Developing a comprehensive plan to handle parking in our city is in the Council’s purview. City Council has already skirted dealing with parking with regard to population density issues, neither have they addressed transportation requirements. Undoubtedly, we need more parking alternatives that support city residents first. Perhaps you are aware that the city could have made relatively small investments in the city’s future with preparation for a parking deck next to city hall. They passed on the expense. Just recently the city passed on purchasing a parking lot on Church Street, though we may be footing the bill to rent that same parking space back and, so, engage in periodic renegotiations on that contract. Such choices are perhaps penny-wise, but they are certainly pound-foolish. The need to manage parking will not go away, the costs for action will increase, and a continued lack of planning will put the burden on the next generation of leaders, if the City is interested in solutions. I am interested in solutions.
Similarly, any increase in high-density housing must require considerations of road use and commuter impact. The bottom line is that government’s commitment should be to increasing the time our residents spend with their families by doing what can be done to lessen time behind the wheel. Particularly if a City resident commutes north or south, the car is still the only real way to do that. New road development is complex, but plans exist, as does the formula for funding change. As part of the Northern Virginia Transportation Authority, Manassas City has already voted to support new roads. That’s good, because we need our boundaries to be less limiting.

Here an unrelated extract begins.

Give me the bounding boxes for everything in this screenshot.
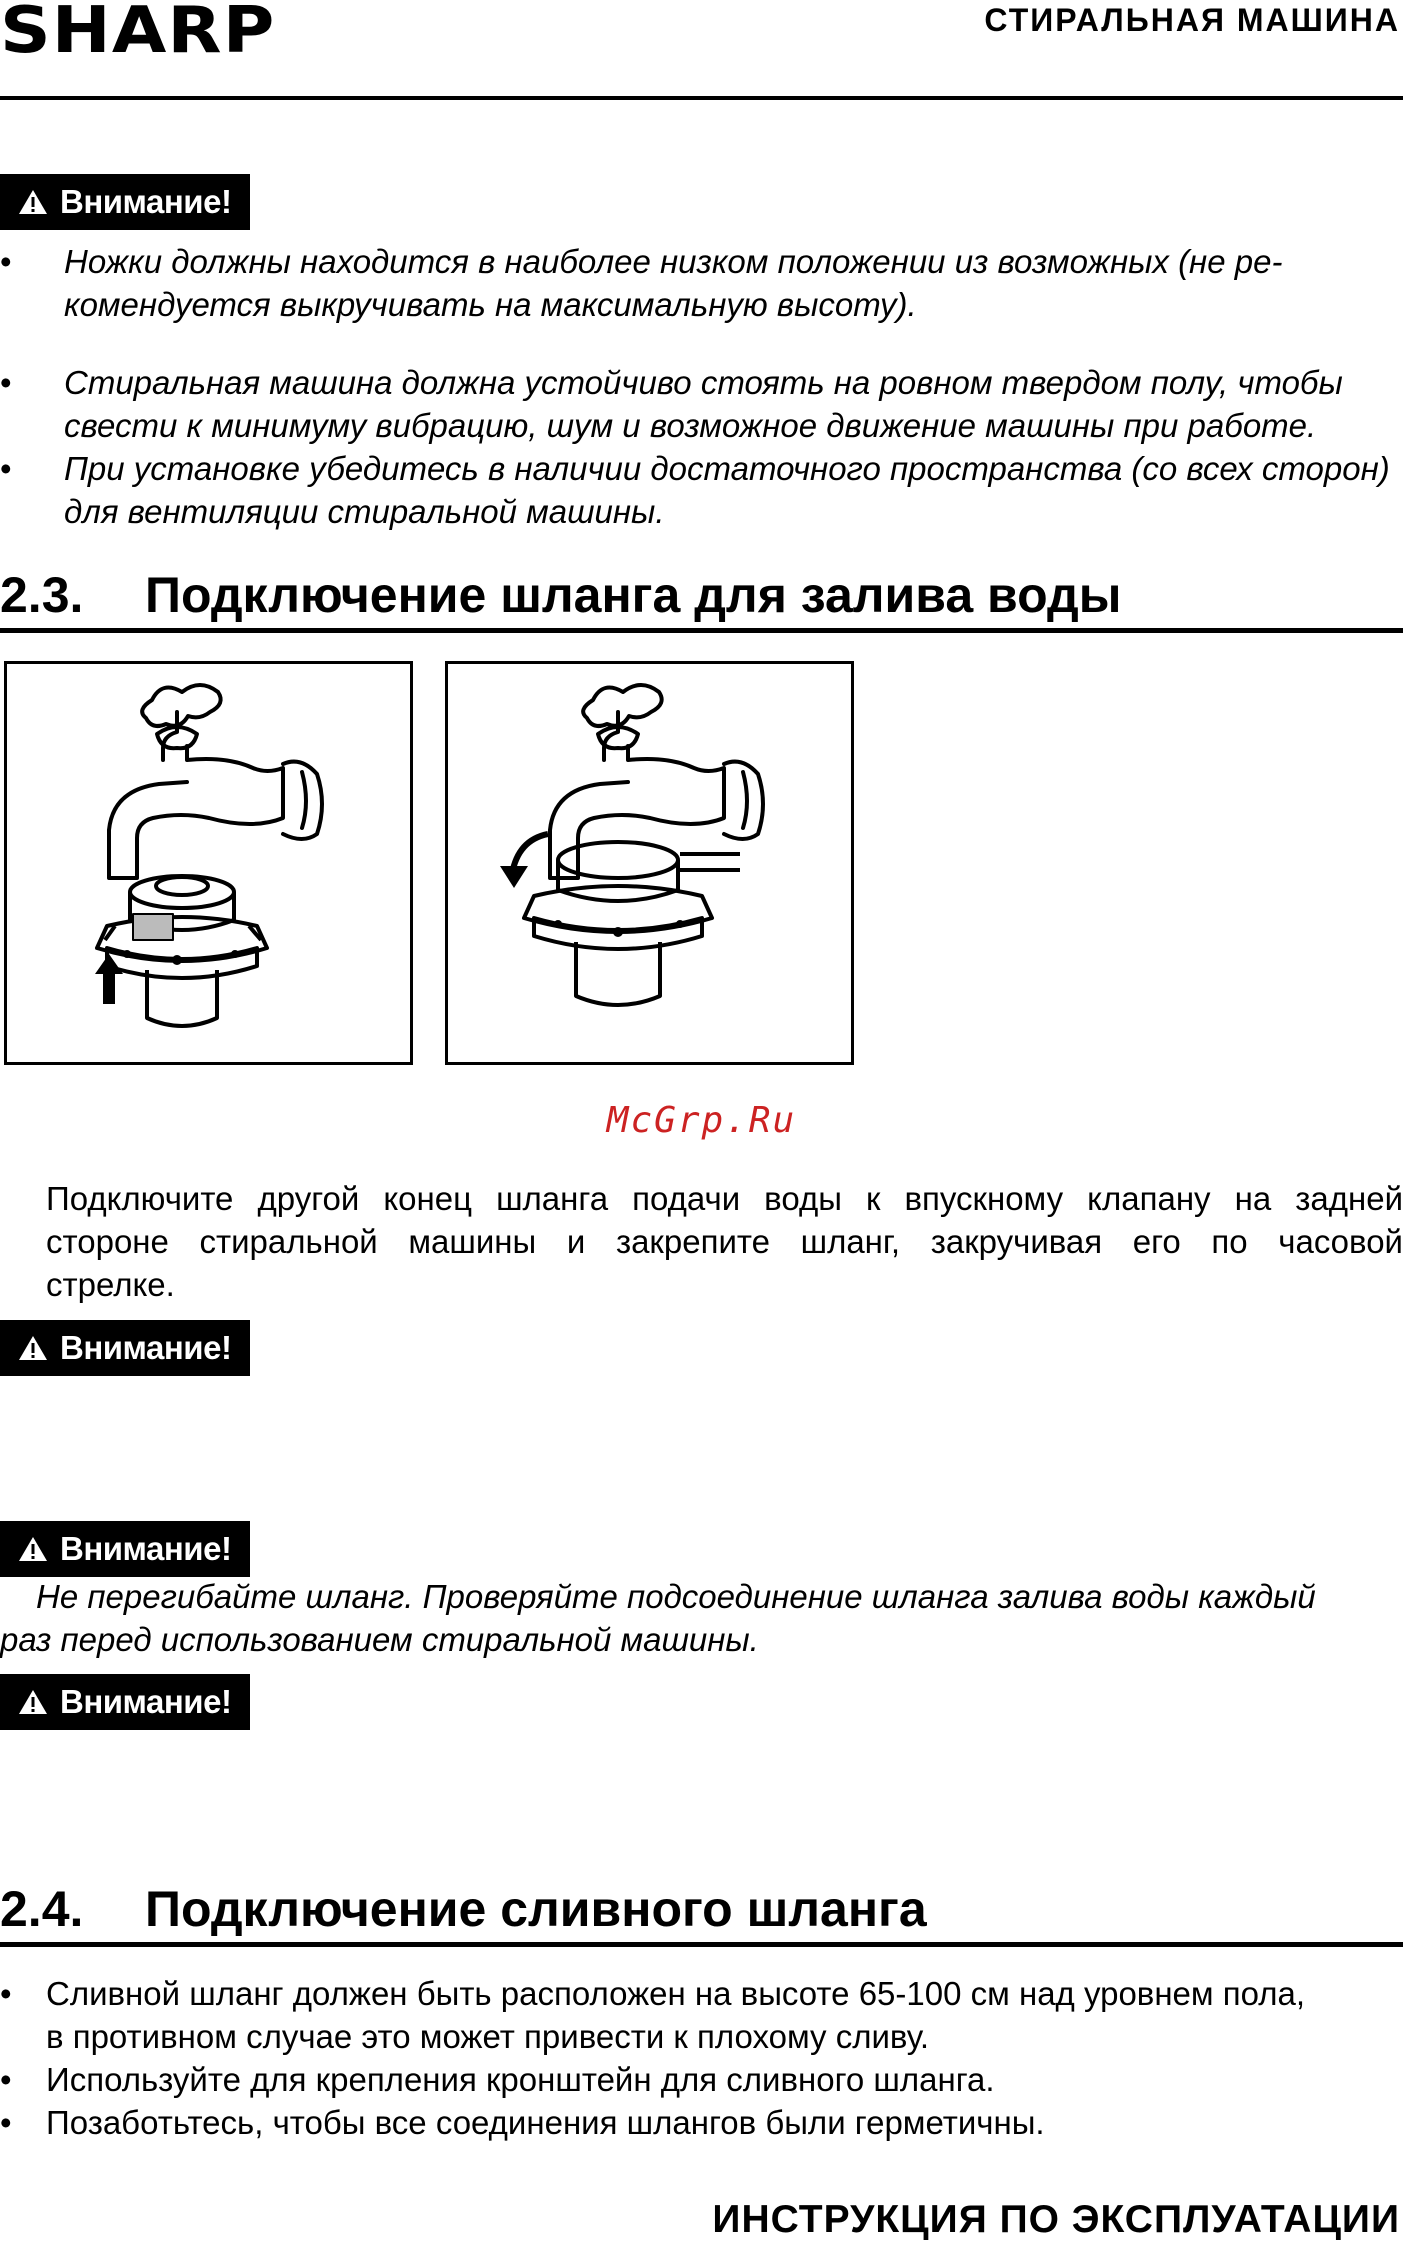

In addition, our whole region is dealing with the economic burden of unused business space. A model for public-private partnership might allow some of that space to be civically supported with communication technologies, and other incentives might attract businesses and government to fill them as flexible workspaces. Knowing that such space management is already successfully underway and revitalizing small towns in Europe might help us be confident in such an approach. Innovation at Mason was an experiment in shared space for non-profits, so this is not a new idea even to our community, but it didn’t leverage the major industries and employers of the region, nor take advantage of the potential for secure locations in the city. There are other best practices being modeled across the globe and across our nation, and Manassas should seize opportunities to lead in innovation for resolving difficult questions. With an imbedded university and with our major industry in innovative technologies, creative solutions to our major challenges shouldn’t be out of reach and would brand our community as forward-looking and supportive of economic growth.